Tuesday, April 06, 2004

Rats with Wings

This morning my department had an all staff breakfast meeting at the local health food restaurant. I had the avocado, tomato, artichoke heart, and cheese omelet - minus the sprouts. They put sprouts in everything. The last and only time I was there, they put sprouts in my burrito. And this is southern California! This is the home of good burritos. It's like putting sprouts in lasagna! It's a freaking sacrilege.

The breakfast meeting confirmed more of the same. Massive budget cuts to our division, sixty percent over three years, never to be overturned. Layoffs and nasty fiscal times ahead. Our department should be all right for now. We've been fundraising. Working our asses off. But you never know. A co-worker next to me whispered, "Who'll be the last rat on the ship?" or something like that.
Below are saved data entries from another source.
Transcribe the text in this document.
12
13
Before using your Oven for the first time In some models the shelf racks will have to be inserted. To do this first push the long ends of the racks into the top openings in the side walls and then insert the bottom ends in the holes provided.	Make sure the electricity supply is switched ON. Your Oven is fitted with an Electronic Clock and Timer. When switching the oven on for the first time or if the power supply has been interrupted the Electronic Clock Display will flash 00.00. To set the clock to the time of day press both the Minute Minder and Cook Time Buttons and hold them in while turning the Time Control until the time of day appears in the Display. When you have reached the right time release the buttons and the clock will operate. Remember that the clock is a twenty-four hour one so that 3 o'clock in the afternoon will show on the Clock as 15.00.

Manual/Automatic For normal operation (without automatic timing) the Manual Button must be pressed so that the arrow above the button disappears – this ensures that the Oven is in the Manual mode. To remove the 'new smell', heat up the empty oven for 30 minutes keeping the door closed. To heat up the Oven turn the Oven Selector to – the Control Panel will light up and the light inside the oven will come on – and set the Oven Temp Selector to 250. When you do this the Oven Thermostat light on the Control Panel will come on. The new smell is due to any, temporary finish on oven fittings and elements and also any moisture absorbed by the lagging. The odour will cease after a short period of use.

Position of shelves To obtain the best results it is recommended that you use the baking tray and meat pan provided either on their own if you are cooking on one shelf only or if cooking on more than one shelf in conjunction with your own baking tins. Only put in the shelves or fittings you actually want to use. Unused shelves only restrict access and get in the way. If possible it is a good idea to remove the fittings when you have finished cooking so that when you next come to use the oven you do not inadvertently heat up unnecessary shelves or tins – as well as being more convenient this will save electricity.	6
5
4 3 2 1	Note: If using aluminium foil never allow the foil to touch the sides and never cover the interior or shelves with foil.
On the way from the parking structure to my office, I noticed a speck of something on the ground. Looking closer, I saw it was a bird, a dead, baby bird. It was still intact. Fuzz around its tiny head and beak, chin against the pavement, fetal wings curled around its body … I should have moved him to the bushes. But I didn't. It didn't register what it was until I was past, far past. And I was too much of a coward to touch it. When I walked back later, the body had been crushed. Probably by a boot. Or a pair of Uggs attached to a young lady in a mini-skirt, scarf wrapped around her neck. Except it was a warm day, and the culprit probably was wearing sandals.
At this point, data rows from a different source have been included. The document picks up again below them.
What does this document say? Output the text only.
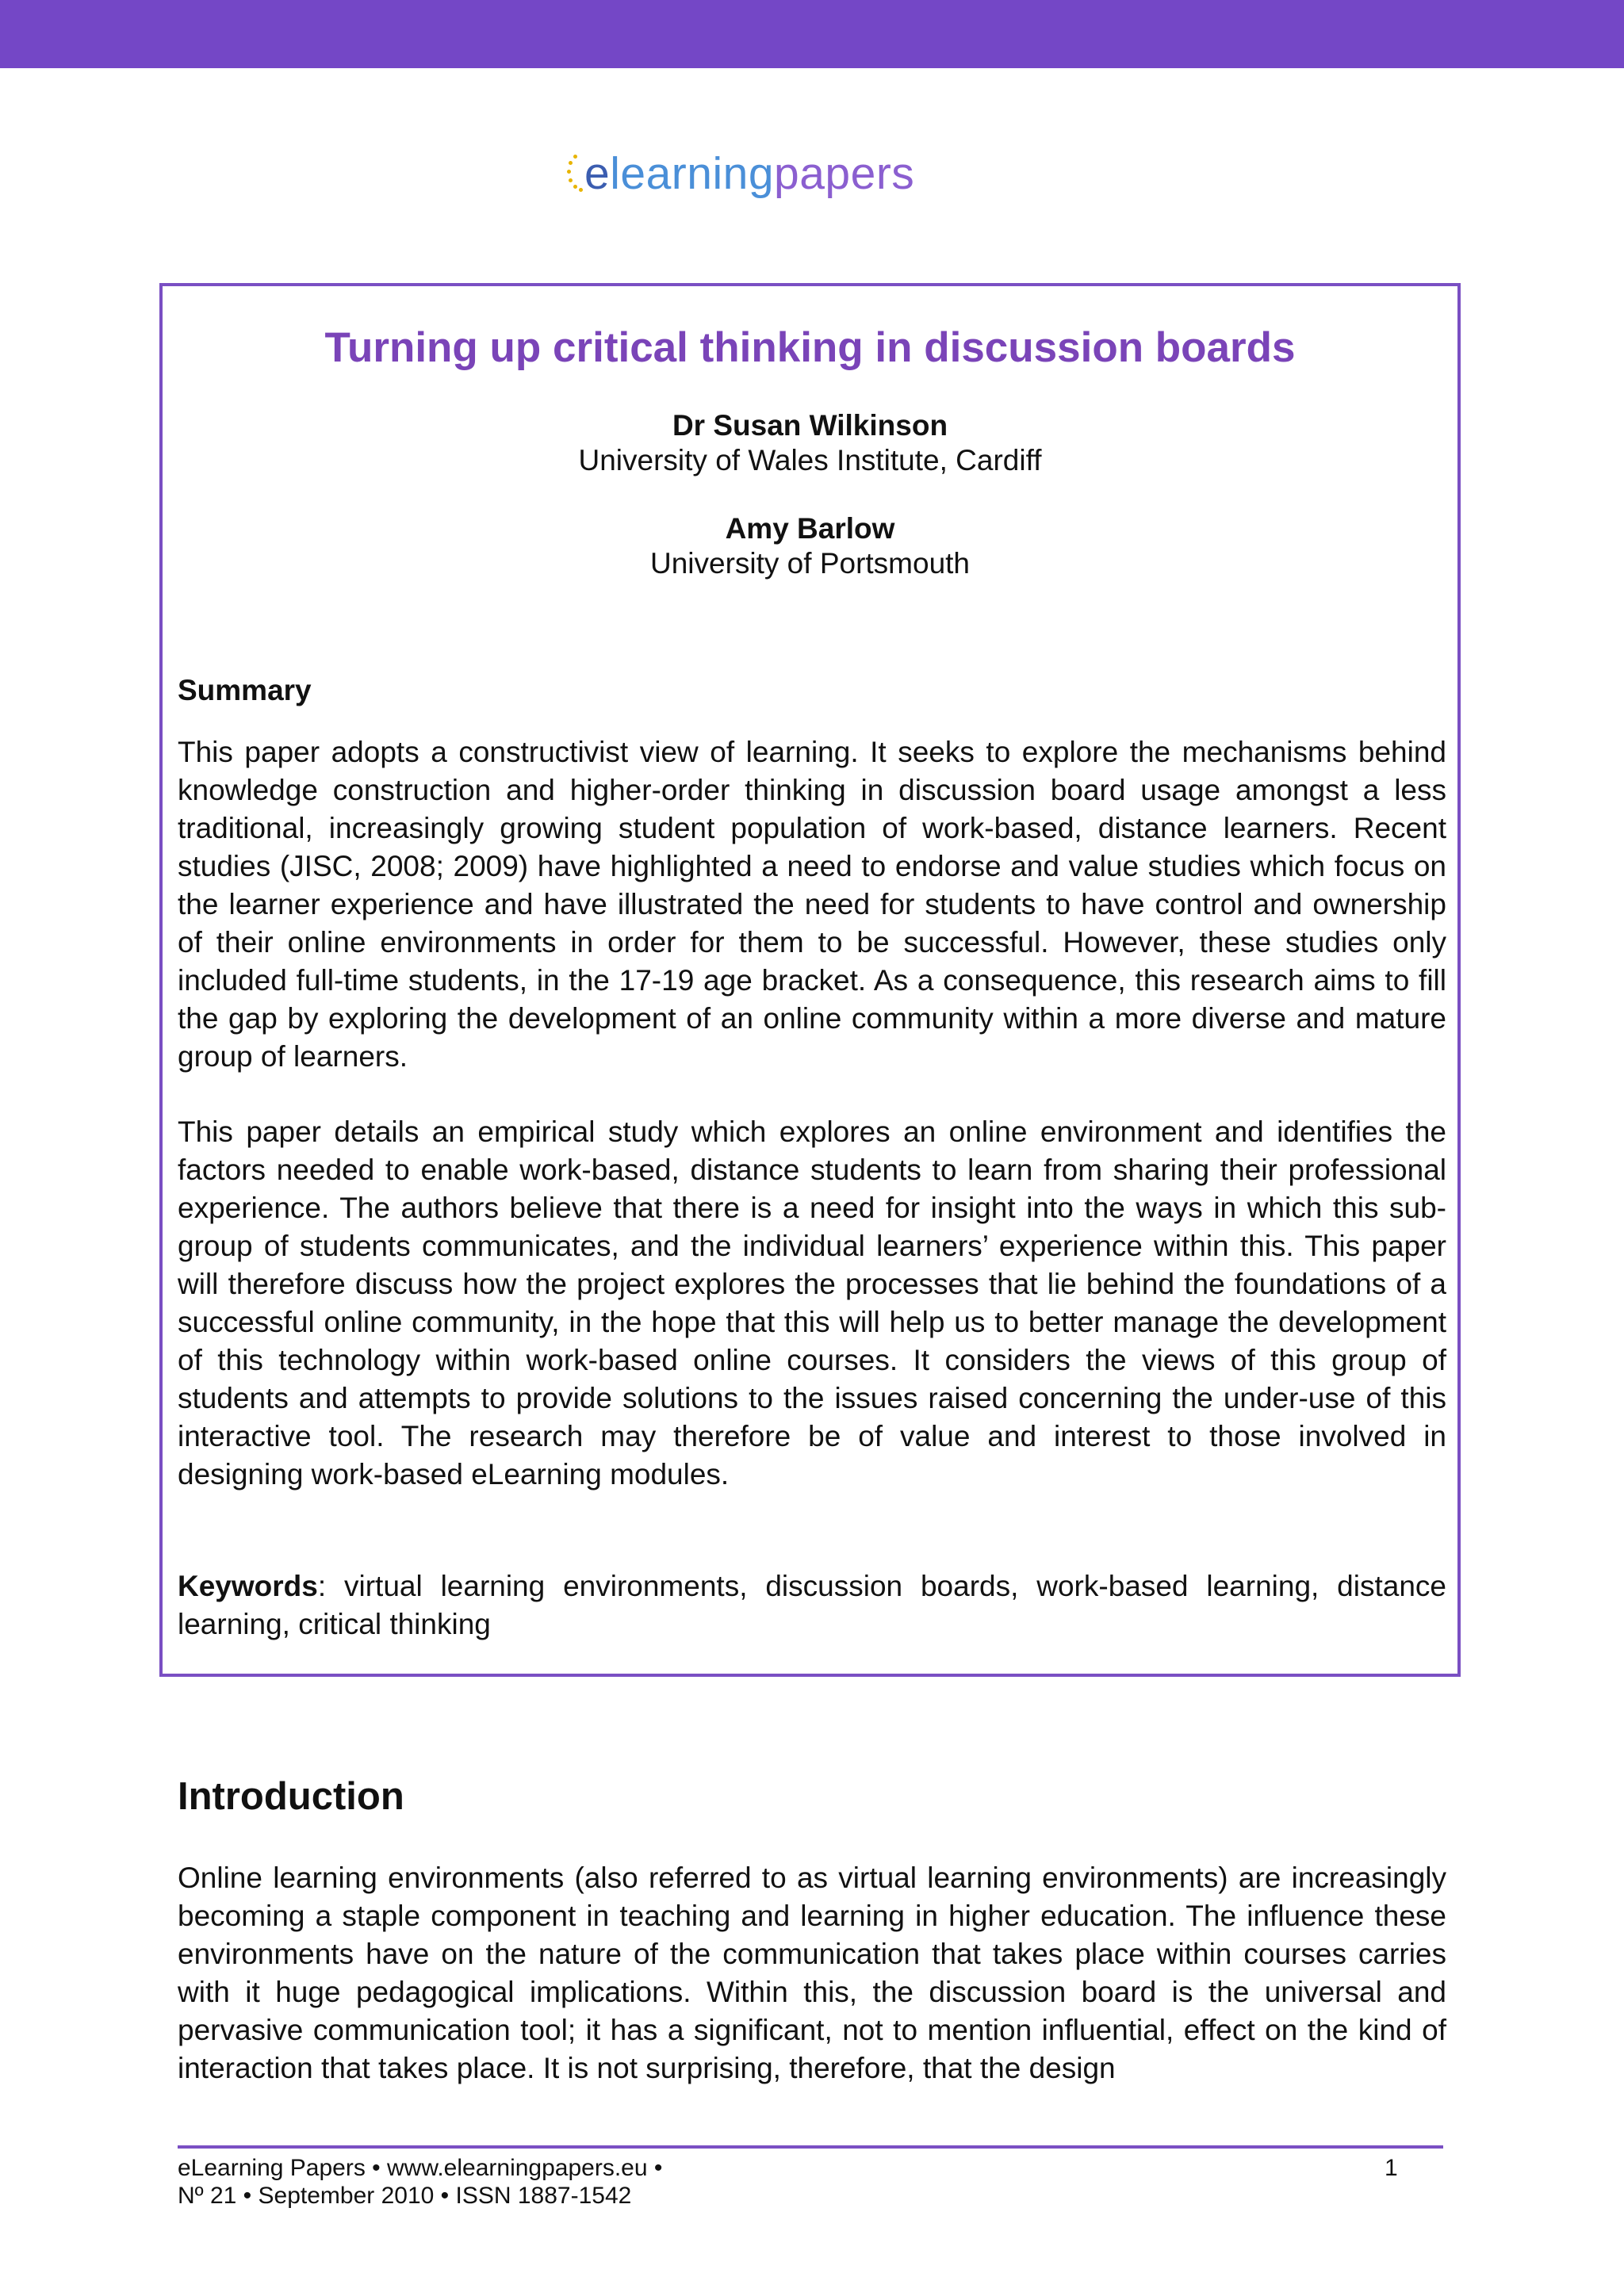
e learning papers
Turning up critical thinking in discussion boards
Dr Susan Wilkinson
University of Wales Institute, Cardiff
Amy Barlow
University of Portsmouth
Summary

This paper adopts a constructivist view of learning. It seeks to explore the mechanisms behind knowledge construction and higher-order thinking in discussion board usage amongst a less traditional, increasingly growing student population of work-based, distance learners. Recent studies (JISC, 2008; 2009) have highlighted a need to endorse and value studies which focus on the learner experience and have illustrated the need for students to have control and ownership of their online environments in order for them to be successful. However, these studies only included full-time students, in the 17-19 age bracket. As a consequence, this research aims to fill the gap by exploring the development of an online community within a more diverse and mature group of learners.

This paper details an empirical study which explores an online environment and identifies the factors needed to enable work-based, distance students to learn from sharing their professional experience. The authors believe that there is a need for insight into the ways in which this sub-group of students communicates, and the individual learners’ experience within this. This paper will therefore discuss how the project explores the processes that lie behind the foundations of a successful online community, in the hope that this will help us to better manage the development of this technology within work-based online courses. It considers the views of this group of students and attempts to provide solutions to the issues raised concerning the under-use of this interactive tool. The research may therefore be of value and interest to those involved in designing work-based eLearning modules.

Keywords: virtual learning environments, discussion boards, work-based learning, distance learning, critical thinking

Introduction

Online learning environments (also referred to as virtual learning environments) are increasingly becoming a staple component in teaching and learning in higher education. The influence these environments have on the nature of the communication that takes place within courses carries with it huge pedagogical implications. Within this, the discussion board is the universal and pervasive communication tool; it has a significant, not to mention influential, effect on the kind of interaction that takes place. It is not surprising, therefore, that the design

eLearning Papers • www.elearningpapers.eu •
Nº 21 • September 2010 • ISSN 1887-1542
1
In other news, I went to the ballet this evening. A last minute decision. Not just to avoid the ten pages of one-act due Sunday, but also to see if a person I'd sold a ticket to was in fact a celebrity as his name suggested. And he was. That's about it. I didn't speak to him. I just watched the ballet. Scout's honor. And maybe I sat myself next to him. Because I could. I'm sure Lincoln said it best: What good is power if you don't abuse it.

Now it's time to eat the last brownie. I hid it in the microwave.